3 questions à… Imanol Corcostegui (Journaliste à www.lequipe.fr - Passionné des Girondins de Bordeaux)

WebGirondins : Parler d’Europa League pour Bordeaux, est-ce encore crédible ?

Imanol Corcostegui : L’Europa League est encore jouable, mais en tant que supporter j’aurais tendance à dire que je n’y crois pas trop. Il y a quelque chose de récurrent à Bordeaux, peut-être plus qu’ailleurs, c’est l’imprévisibilité. Bordeaux est capable de réaliser des performances intéressantes, et au moment de concrétiser, l’équipe déçoit. On avait fait un papier sur notre site (www.lequipe.fr) sur l’inconstance bordelaise et ces hauts et bas qui caractérisent le club depuis trois ans. On remarque qu’il y a une constante dans les discours de Francis Gillot et Willy Sagnol concernant les joueurs : ils soulignent une incapacité à se transcender sur la longueur. Peut-être que si l’on se fie à la qualité des joueurs, nous avons le classement que nous méritons. Nous pouvons encore accrocher la 4eme ou la 5eme place, mais il faudrait du mieux dans l’esprit.

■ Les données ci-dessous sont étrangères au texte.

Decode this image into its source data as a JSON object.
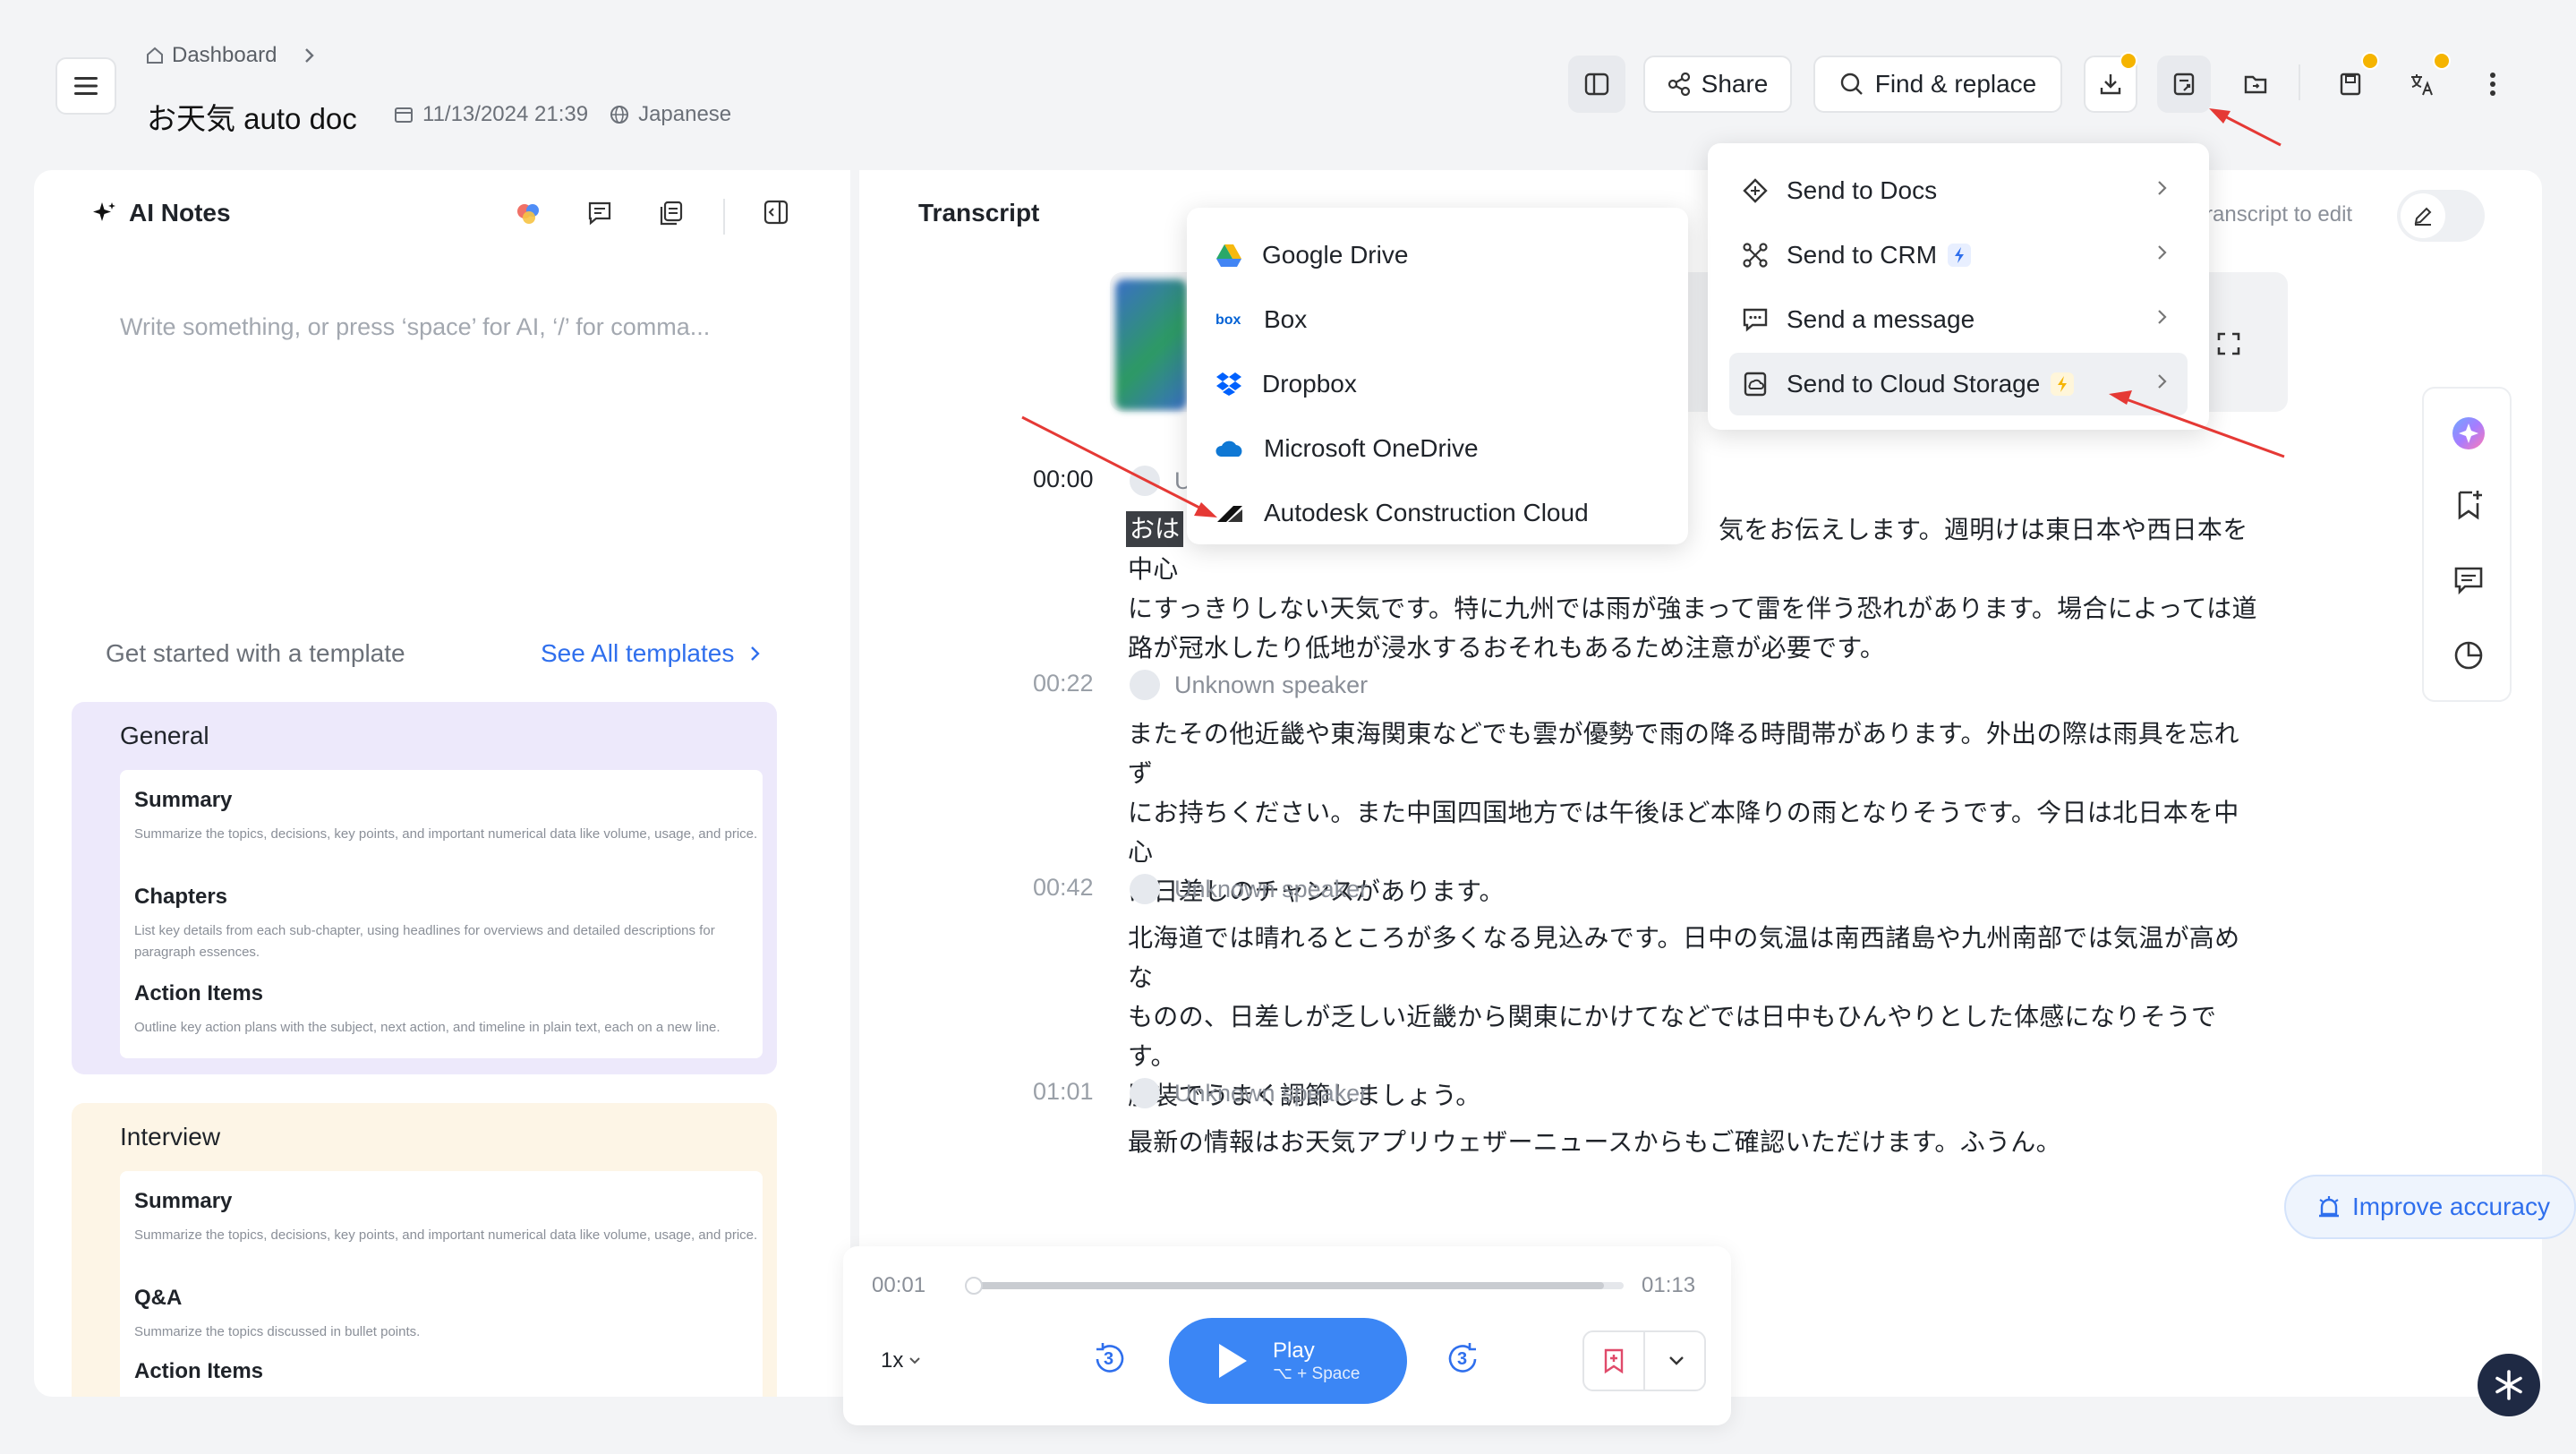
{
  "header": {
    "breadcrumb": "Dashboard",
    "title": "お天気 auto doc",
    "date": "11/13/2024 21:39",
    "language": "Japanese",
    "share_label": "Share",
    "find_replace_label": "Find & replace"
  },
  "ai_notes": {
    "title": "AI Notes",
    "placeholder": "Write something, or press ‘space’ for AI, ‘/’ for comma...",
    "template_prompt": "Get started with a template",
    "see_all": "See All templates",
    "general": {
      "title": "General",
      "items": [
        {
          "name": "Summary",
          "desc": "Summarize the topics, decisions, key points, and important numerical data like volume, usage, and price."
        },
        {
          "name": "Chapters",
          "desc": "List key details from each sub-chapter, using headlines for overviews and detailed descriptions for paragraph essences."
        },
        {
          "name": "Action Items",
          "desc": "Outline key action plans with the subject, next action, and timeline in plain text, each on a new line."
        }
      ]
    },
    "interview": {
      "title": "Interview",
      "items": [
        {
          "name": "Summary",
          "desc": "Summarize the topics, decisions, key points, and important numerical data like volume, usage, and price."
        },
        {
          "name": "Q&A",
          "desc": "Summarize the topics discussed in bullet points."
        },
        {
          "name": "Action Items",
          "desc": ""
        }
      ]
    }
  },
  "transcript": {
    "title": "Transcript",
    "edit_hint": "ranscript to edit",
    "segments": [
      {
        "time": "00:00",
        "speaker": "U",
        "text": "気をお伝えします。週明けは東日本や西日本を中心",
        "line2": "にすっきりしない天気です。特に九州では雨が強まって雷を伴う恐れがあります。場合によっては道",
        "line3": "路が冠水したり低地が浸水するおそれもあるため注意が必要です。",
        "highlight": "おは"
      },
      {
        "time": "00:22",
        "speaker": "Unknown speaker",
        "text": "またその他近畿や東海関東などでも雲が優勢で雨の降る時間帯があります。外出の際は雨具を忘れず",
        "line2": "にお持ちください。また中国四国地方では午後ほど本降りの雨となりそうです。今日は北日本を中心",
        "line3": "に日差しのチャンスがあります。"
      },
      {
        "time": "00:42",
        "speaker": "Unknown speaker",
        "text": "北海道では晴れるところが多くなる見込みです。日中の気温は南西諸島や九州南部では気温が高めな",
        "line2": "ものの、日差しが乏しい近畿から関東にかけてなどでは日中もひんやりとした体感になりそうです。",
        "line3": "服装でうまく調節しましょう。"
      },
      {
        "time": "01:01",
        "speaker": "Unknown speaker",
        "text": "最新の情報はお天気アプリウェザーニュースからもご確認いただけます。ふうん。",
        "line2": "",
        "line3": ""
      }
    ]
  },
  "export_menu": {
    "items": [
      "Send to Docs",
      "Send to CRM",
      "Send a message",
      "Send to Cloud Storage"
    ]
  },
  "cloud_menu": {
    "items": [
      "Google Drive",
      "Box",
      "Dropbox",
      "Microsoft OneDrive",
      "Autodesk Construction Cloud"
    ]
  },
  "player": {
    "current": "00:01",
    "total": "01:13",
    "speed": "1x",
    "play_label": "Play",
    "shortcut": "⌥ + Space",
    "skip_back": "3",
    "skip_forward": "3",
    "progress": 0.01
  },
  "improve_accuracy": "Improve accuracy",
  "colors": {
    "accent": "#2f6fed",
    "play": "#3b86f5",
    "arrow": "#e53935",
    "badge": "#f5b400"
  }
}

WebGirondins : Sur quels motifs d’espoirs pouvons-nous nous reposer en cette fin de saison ?

Imanol Corcostegui : Je ne sais pas trop quoi penser car j’ai quand même du mal à y croire. Il faudrait se reposer sur un cycle vertueux, caractérisé par des victoires et un style de jeu bien défini, mais cela prend plusieurs mois pour mettre cela en place. Peut-être que le losange que veut instaurer Sagnol peut marcher, mais là encore, il faudrait du temps pour que cela prenne. On peut aussi espérer que des équipes devant cèdent du terrain, ce qui n’est pas impossible, et que quelques leaders comme Sané ou Khazri portent l’équipe. Le propre des équipes irrégulières c’est justement de surprendre tout le monde, alors pourquoi pas maintenant ? Enfin, ce qui rend cette fin de saison excitante, c’est la perspective du dernier match à Lescure face à Nantes.

WebGirondins : Est-il encore possible de faire confiance à cette équipe ?

Imanol Corcostegui : J’ai quand même envie de défendre les joueurs, je crois qu’à un moment donné, ils font aussi ce qu’ils peuvent. Je crois en leur bonne foi. Peut-être que Bordeaux rentre dans le rang car la gestion déçoit. On s’est renforcés au mercato d’hiver et ça fait plaisir mais on se rend compte qu’il y a un souci car ce marché est censé permettre d’apporter des ajustements et non pas des investissements pour installer deux titulaires. Cette absence de stratégie sur le long terme me déçoit. Pour réintégrer le Top 4, il faudrait une vraie vision sur le long terme.